When DFNA5-N was ectopically expressed in human embryonic kidney 293T (HEK293T) cells, which do not express endogenous DFNA5, the cells showed morphological and biochemical features characteristic of necrotic cells. DFNA5-N was shown to associate with the plasma membrane and computer modelling approaches indicated that it can form pores, which indicates that DFNA5-N generated through caspase 3 cleavage is an inducer of necrosis.

Expression of DFNA5 (but not the non-cleavable mutant) and concomitant induction of apoptosis in HEK293T cells generated DFNA5-N and induced secondary necrosis. The DFNA5-N fragment was also detected when apoptosis was induced in macrophages, which endogenously express DFNA5. These macrophages progressed to secondary necrosis, which was impaired in DFNA5-deficient cells, indicating that DFNA5 mediates secondary necrosis and that its proteolytic processing downstream of apoptotic stimuli is essential for this activity.

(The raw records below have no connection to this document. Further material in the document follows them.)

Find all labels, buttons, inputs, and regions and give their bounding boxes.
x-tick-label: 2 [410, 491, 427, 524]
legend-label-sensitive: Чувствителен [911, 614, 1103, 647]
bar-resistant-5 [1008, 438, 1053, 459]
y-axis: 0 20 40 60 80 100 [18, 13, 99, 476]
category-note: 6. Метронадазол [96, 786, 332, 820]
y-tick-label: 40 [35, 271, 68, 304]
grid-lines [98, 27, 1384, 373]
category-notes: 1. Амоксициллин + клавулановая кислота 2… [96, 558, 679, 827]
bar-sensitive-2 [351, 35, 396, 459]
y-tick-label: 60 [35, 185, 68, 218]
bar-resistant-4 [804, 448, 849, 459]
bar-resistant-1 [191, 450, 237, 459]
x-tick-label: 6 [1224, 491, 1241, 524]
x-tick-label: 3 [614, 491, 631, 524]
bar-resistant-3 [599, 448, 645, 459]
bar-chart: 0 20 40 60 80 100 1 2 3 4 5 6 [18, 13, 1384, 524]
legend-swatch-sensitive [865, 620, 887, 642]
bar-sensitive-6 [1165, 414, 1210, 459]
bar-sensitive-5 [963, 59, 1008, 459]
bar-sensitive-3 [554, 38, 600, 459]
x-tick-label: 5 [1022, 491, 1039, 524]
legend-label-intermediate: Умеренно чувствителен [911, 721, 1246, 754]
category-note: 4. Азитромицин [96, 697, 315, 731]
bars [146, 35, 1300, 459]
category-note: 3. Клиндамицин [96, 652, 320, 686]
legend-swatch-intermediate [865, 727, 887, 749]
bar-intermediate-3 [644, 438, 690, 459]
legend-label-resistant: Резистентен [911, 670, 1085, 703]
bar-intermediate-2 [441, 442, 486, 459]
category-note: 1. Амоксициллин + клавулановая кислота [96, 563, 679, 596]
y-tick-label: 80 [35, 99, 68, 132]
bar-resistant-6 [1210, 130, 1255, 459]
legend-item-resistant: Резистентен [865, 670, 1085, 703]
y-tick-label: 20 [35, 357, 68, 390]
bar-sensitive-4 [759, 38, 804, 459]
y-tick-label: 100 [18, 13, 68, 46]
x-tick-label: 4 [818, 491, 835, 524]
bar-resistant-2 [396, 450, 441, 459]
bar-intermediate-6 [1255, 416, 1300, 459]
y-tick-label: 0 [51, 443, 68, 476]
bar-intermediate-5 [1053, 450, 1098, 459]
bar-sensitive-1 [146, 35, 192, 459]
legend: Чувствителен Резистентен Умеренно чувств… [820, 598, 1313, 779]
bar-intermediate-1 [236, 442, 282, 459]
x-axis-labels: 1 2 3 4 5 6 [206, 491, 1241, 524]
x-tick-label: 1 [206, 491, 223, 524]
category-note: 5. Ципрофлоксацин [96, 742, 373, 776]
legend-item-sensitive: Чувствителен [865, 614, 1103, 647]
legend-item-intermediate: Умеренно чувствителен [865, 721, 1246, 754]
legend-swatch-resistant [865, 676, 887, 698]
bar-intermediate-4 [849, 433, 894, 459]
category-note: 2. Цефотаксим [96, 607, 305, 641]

secondary necrosis is a regulated process

This work shows that DFNA5 is a substrate of caspase 3 and drives necrosis after apoptosis induction, revealing that secondary necrosis is a regulated process downstream of apoptotic cell death. How this mode of cell death and its regulation contribute to physiological and pathological processes remains to be determined.